- Known for: Graffiti art, "kitty cat tagger"
- Style: Stylized cat characters

= Atlas (graffiti artist) =

American designer

Rick Ordonez, also known as Atlas and known colloquially as the "kitty cat tagger," is an American graphic designer and graffiti artist from Alhambra, California.

In early 2010, Atlas transitioned from creating large ornate graphics to drawing stylized cat characters, particularly on or near Pasadena Freeway. In April, Andy "Midzt" Rios was wrongly arrested for tagging the cats. On June 30, Atlas was arrested without incident at his home. He was charged with allegedly causing $15,000 in damages and faced up to 90 days in jail and 300 hours of community service. Ordonez was described as a “cat-lover" who kept cats as pets. In an article for LA Weekly, he was described as "a nerdy guy who draws cats." When asked why he drew cats, he simply replied "I love cats."

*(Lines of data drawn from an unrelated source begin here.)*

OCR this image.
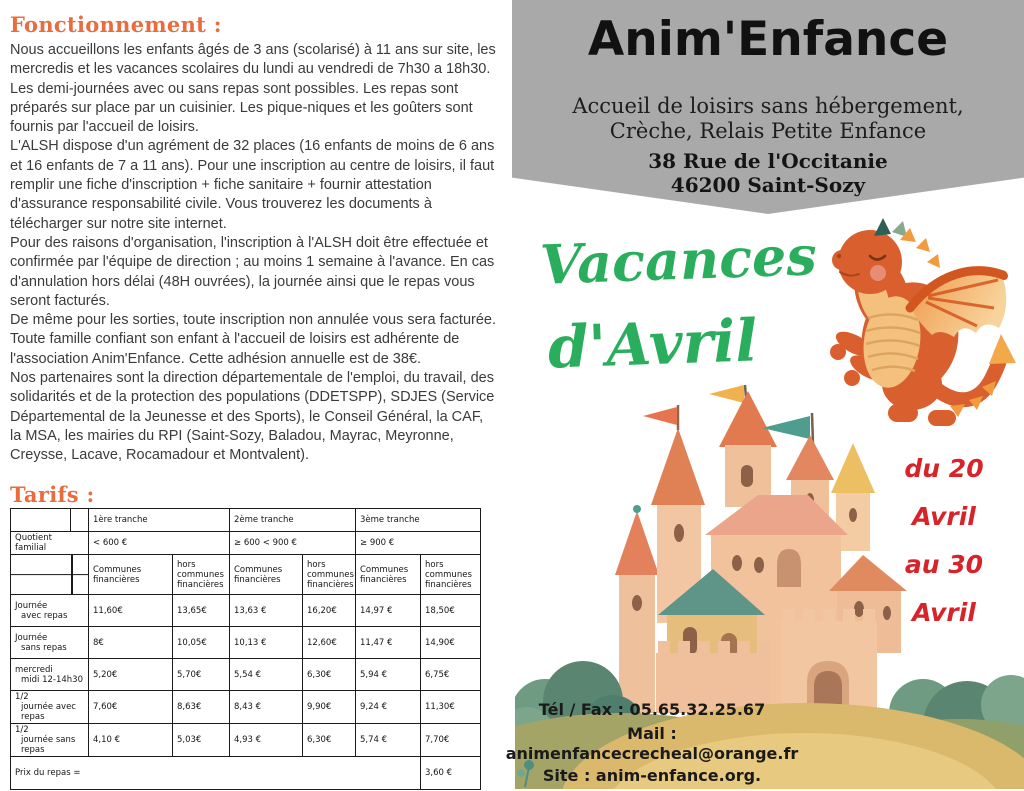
Fonctionnement :

Nous accueillons les enfants âgés de 3 ans (scolarisé) à 11 ans sur site, les mercredis et les vacances scolaires du lundi au vendredi de 7h30 a 18h30. Les demi-journées avec ou sans repas sont possibles. Les repas sont préparés sur place par un cuisinier. Les pique-niques et les goûters sont fournis par l'accueil de loisirs.

L'ALSH dispose d'un agrément de 32 places (16 enfants de moins de 6 ans et 16 enfants de 7 a 11 ans). Pour une inscription au centre de loisirs, il faut remplir une fiche d'inscription + fiche sanitaire + fournir attestation d'assurance responsabilité civile. Vous trouverez les documents à télécharger sur notre site internet.

Pour des raisons d'organisation, l'inscription à l'ALSH doit être effectuée et confirmée par l'équipe de direction ; au moins 1 semaine à l'avance. En cas d'annulation hors délai (48H ouvrées), la journée ainsi que le repas vous seront facturés.

De même pour les sorties, toute inscription non annulée vous sera facturée.

Toute famille confiant son enfant à l'accueil de loisirs est adhérente de l'association Anim'Enfance. Cette adhésion annuelle est de 38€.

Nos partenaires sont la direction départementale de l'emploi, du travail, des solidarités et de la protection des populations (DDETSPP), SDJES (Service Départemental de la Jeunesse et des Sports), le Conseil Général, la CAF, la MSA, les mairies du RPI (Saint-Sozy, Baladou, Mayrac, Meyronne, Creysse, Lacave, Rocamadour et Montvalent).

Tarifs :
		1ère tranche		2ème tranche		3ème tranche	
Quotient familial		< 600 €		≥ 600 < 900 €		≥ 900 €	

		Communes financières	hors communes financières	Communes financières	hors communes financières	Communes financières	hors communes financières

Journée
avec repas		11,60€	13,65€	13,63 €	16,20€	14,97 €	18,50€

Journée
sans repas		8€	10,05€	10,13 €	12,60€	11,47 €	14,90€

mercredi
midi 12-14h30		5,20€	5,70€	5,54 €	6,30€	5,94 €	6,75€

1/2
journée avec repas		7,60€	8,63€	8,43 €	9,90€	9,24 €	11,30€

1/2
journée sans repas		4,10 €	5,03€	4,93 €	6,30€	5,74 €	7,70€
Prix du repas =							3,60 €
Anim'Enfance
Accueil de loisirs sans hébergement,
Crèche, Relais Petite Enfance
38 Rue de l'Occitanie
46200 Saint-Sozy
Vacances
d'Avril
du 20 Avril
au 30 Avril
Tél / Fax : 05.65.32.25.67
Mail :
animenfancecrecheal@orange.fr
Site : anim-enfance.org.
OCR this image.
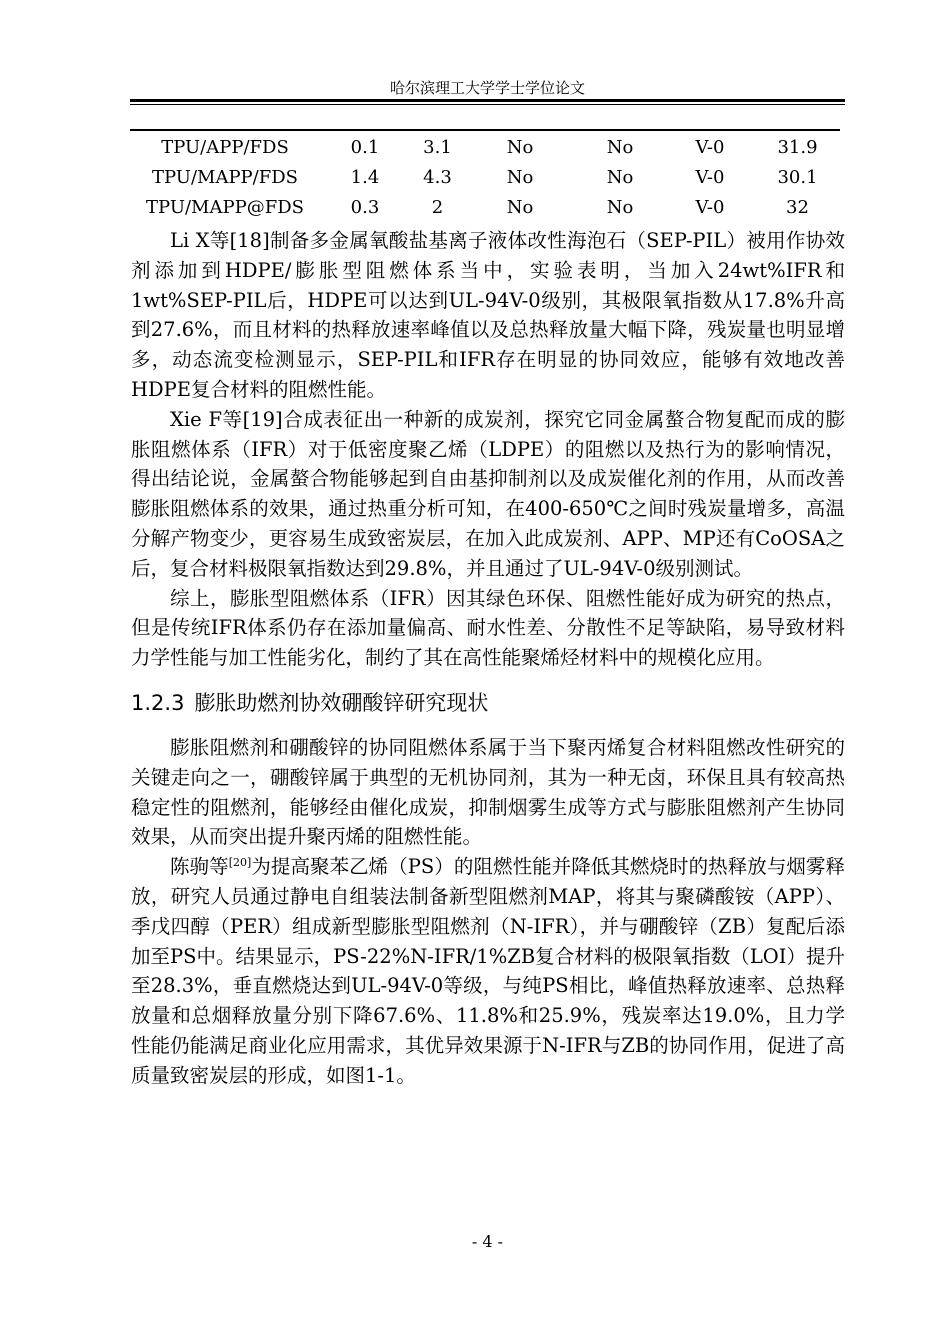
哈尔滨理工大学学士学位论文
TPU/APP/FDS	0.1	3.1	No	No	V-0	31.9
TPU/MAPP/FDS	1.4	4.3	No	No	V-0	30.1
TPU/MAPP@FDS	0.3	2	No	No	V-0	32

Li X等[18]制备多金属氧酸盐基离子液体改性海泡石（SEP-PIL）被用作协效剂添加到HDPE/膨胀型阻燃体系当中，实验表明，当加入24wt%IFR和1wt%SEP-PIL后，HDPE可以达到UL-94V-0级别，其极限氧指数从17.8%升高到27.6%，而且材料的热释放速率峰值以及总热释放量大幅下降，残炭量也明显增多，动态流变检测显示，SEP-PIL和IFR存在明显的协同效应，能够有效地改善HDPE复合材料的阻燃性能。

Xie F等[19]合成表征出一种新的成炭剂，探究它同金属螯合物复配而成的膨胀阻燃体系（IFR）对于低密度聚乙烯（LDPE）的阻燃以及热行为的影响情况，得出结论说，金属螯合物能够起到自由基抑制剂以及成炭催化剂的作用，从而改善膨胀阻燃体系的效果，通过热重分析可知，在400-650℃之间时残炭量增多，高温分解产物变少，更容易生成致密炭层，在加入此成炭剂、APP、MP还有CoOSA之后，复合材料极限氧指数达到29.8%，并且通过了UL-94V-0级别测试。

综上，膨胀型阻燃体系（IFR）因其绿色环保、阻燃性能好成为研究的热点，但是传统IFR体系仍存在添加量偏高、耐水性差、分散性不足等缺陷，易导致材料力学性能与加工性能劣化，制约了其在高性能聚烯烃材料中的规模化应用。

1.2.3 膨胀助燃剂协效硼酸锌研究现状

膨胀阻燃剂和硼酸锌的协同阻燃体系属于当下聚丙烯复合材料阻燃改性研究的关键走向之一，硼酸锌属于典型的无机协同剂，其为一种无卤，环保且具有较高热稳定性的阻燃剂，能够经由催化成炭，抑制烟雾生成等方式与膨胀阻燃剂产生协同效果，从而突出提升聚丙烯的阻燃性能。

陈驹等[20]为提高聚苯乙烯（PS）的阻燃性能并降低其燃烧时的热释放与烟雾释放，研究人员通过静电自组装法制备新型阻燃剂MAP，将其与聚磷酸铵（APP）、季戊四醇（PER）组成新型膨胀型阻燃剂（N-IFR），并与硼酸锌（ZB）复配后添加至PS中。结果显示，PS-22%N-IFR/1%ZB复合材料的极限氧指数（LOI）提升至28.3%，垂直燃烧达到UL-94V-0等级，与纯PS相比，峰值热释放速率、总热释放量和总烟释放量分别下降67.6%、11.8%和25.9%，残炭率达19.0%，且力学性能仍能满足商业化应用需求，其优异效果源于N-IFR与ZB的协同作用，促进了高质量致密炭层的形成，如图1-1。

- 4 -
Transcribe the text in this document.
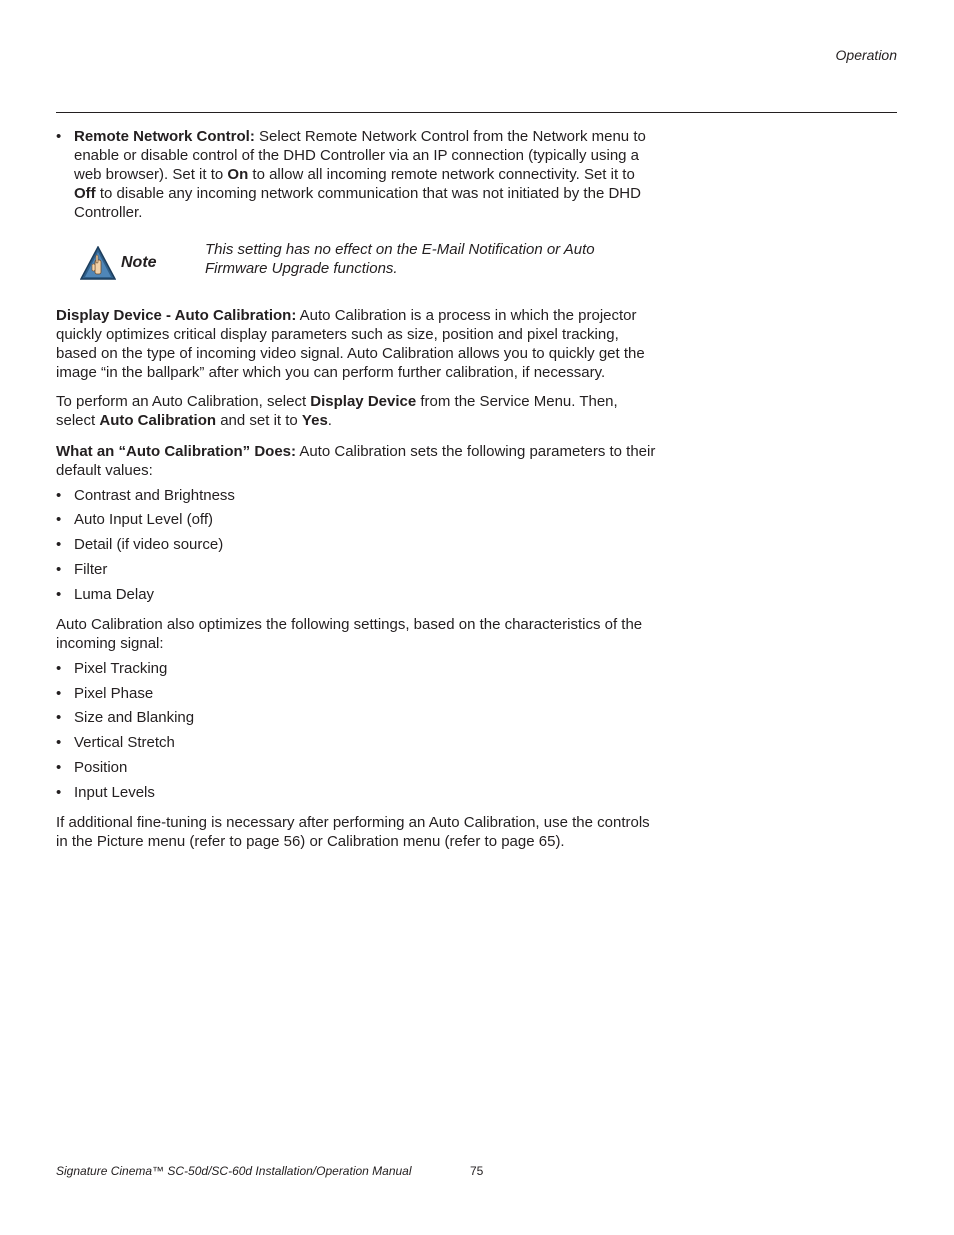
Operation
• Remote Network Control: Select Remote Network Control from the Network menu to enable or disable control of the DHD Controller via an IP connection (typically using a web browser). Set it to On to allow all incoming remote network connectivity. Set it to Off to disable any incoming network communication that was not initiated by the DHD Controller.
Note
This setting has no effect on the E-Mail Notification or Auto Firmware Upgrade functions.
Display Device - Auto Calibration: Auto Calibration is a process in which the projector quickly optimizes critical display parameters such as size, position and pixel tracking, based on the type of incoming video signal. Auto Calibration allows you to quickly get the image “in the ballpark” after which you can perform further calibration, if necessary.
To perform an Auto Calibration, select Display Device from the Service Menu. Then, select Auto Calibration and set it to Yes.
What an “Auto Calibration” Does: Auto Calibration sets the following parameters to their default values:
• Contrast and Brightness
• Auto Input Level (off)
• Detail (if video source)
• Filter
• Luma Delay
Auto Calibration also optimizes the following settings, based on the characteristics of the incoming signal:
• Pixel Tracking
• Pixel Phase
• Size and Blanking
• Vertical Stretch
• Position
• Input Levels
If additional fine-tuning is necessary after performing an Auto Calibration, use the controls in the Picture menu (refer to page 56) or Calibration menu (refer to page 65).
Signature Cinema™ SC-50d/SC-60d Installation/Operation Manual	75
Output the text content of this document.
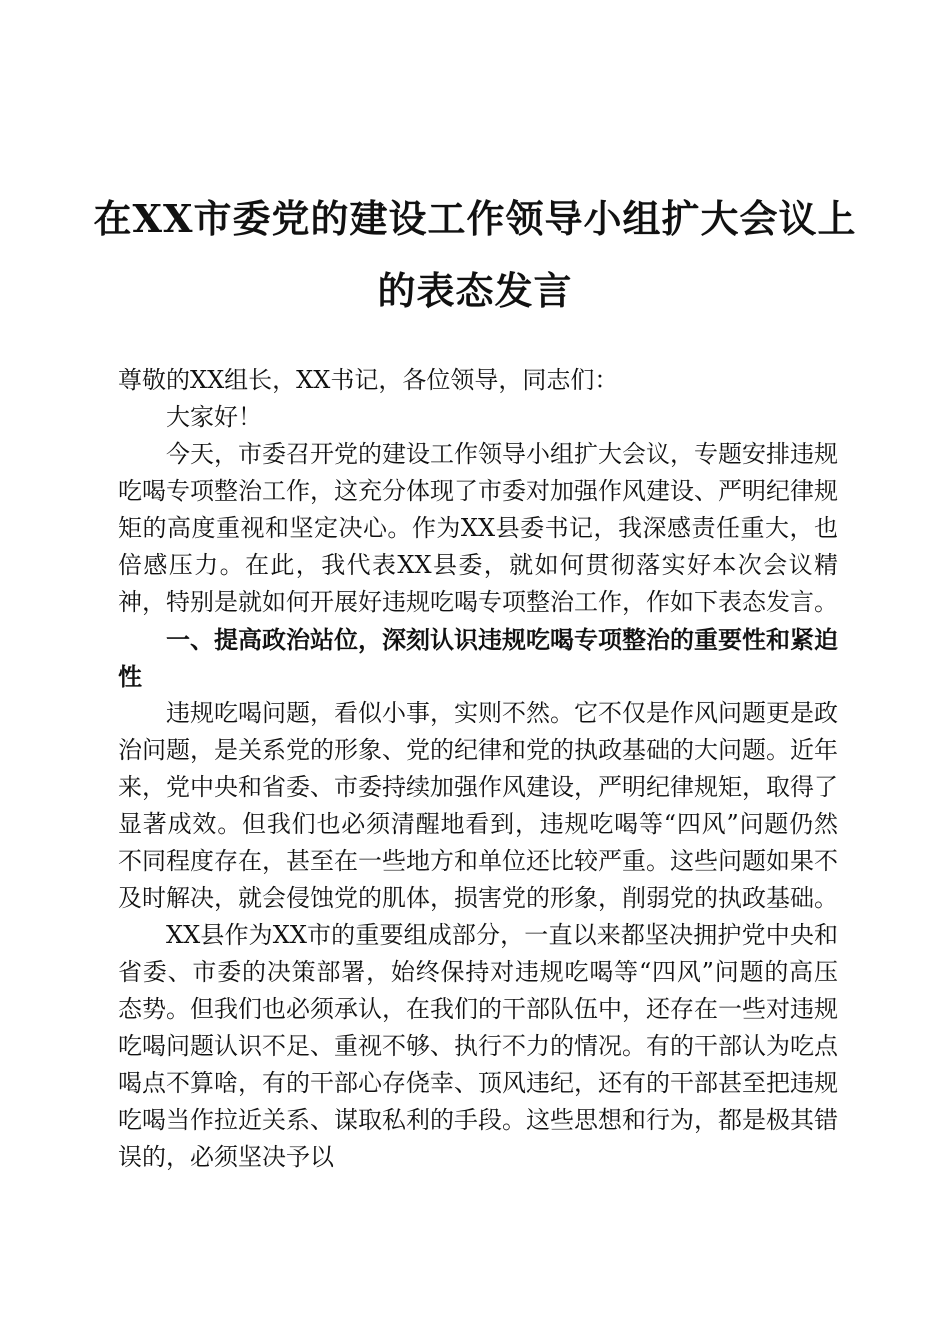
在XX市委党的建设工作领导小组扩大会议上
的表态发言

尊敬的XX组长，XX书记，各位领导，同志们：

大家好！

今天，市委召开党的建设工作领导小组扩大会议，专题安排违规吃喝专项整治工作，这充分体现了市委对加强作风建设、严明纪律规矩的高度重视和坚定决心。作为XX县委书记，我深感责任重大，也倍感压力。在此，我代表XX县委，就如何贯彻落实好本次会议精神，特别是就如何开展好违规吃喝专项整治工作，作如下表态发言。

一、提高政治站位，深刻认识违规吃喝专项整治的重要性和紧迫性

违规吃喝问题，看似小事，实则不然。它不仅是作风问题更是政治问题，是关系党的形象、党的纪律和党的执政基础的大问题。近年来，党中央和省委、市委持续加强作风建设，严明纪律规矩，取得了显著成效。但我们也必须清醒地看到，违规吃喝等“四风”问题仍然不同程度存在，甚至在一些地方和单位还比较严重。这些问题如果不及时解决，就会侵蚀党的肌体，损害党的形象，削弱党的执政基础。

XX县作为XX市的重要组成部分，一直以来都坚决拥护党中央和省委、市委的决策部署，始终保持对违规吃喝等“四风”问题的高压态势。但我们也必须承认，在我们的干部队伍中，还存在一些对违规吃喝问题认识不足、重视不够、执行不力的情况。有的干部认为吃点喝点不算啥，有的干部心存侥幸、顶风违纪，还有的干部甚至把违规吃喝当作拉近关系、谋取私利的手段。这些思想和行为，都是极其错误的，必须坚决予以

Later that year, Atlas got his own show entitled "Rick Ordonez: Kitty Litter" at Mid-City Arts in November 2010. Gallery manager Medvin “Med” Sobio stated "I saw them and thought it was something completely different. Everybody’s out there doing big, bad graffiti things [to show that] 'I’m a big, bad guy,’ and here he is, doing cats." Ordonez remained anonymous for the show.

Atlas was part of the ESMoA art laboratory SCRATCH show in 2014.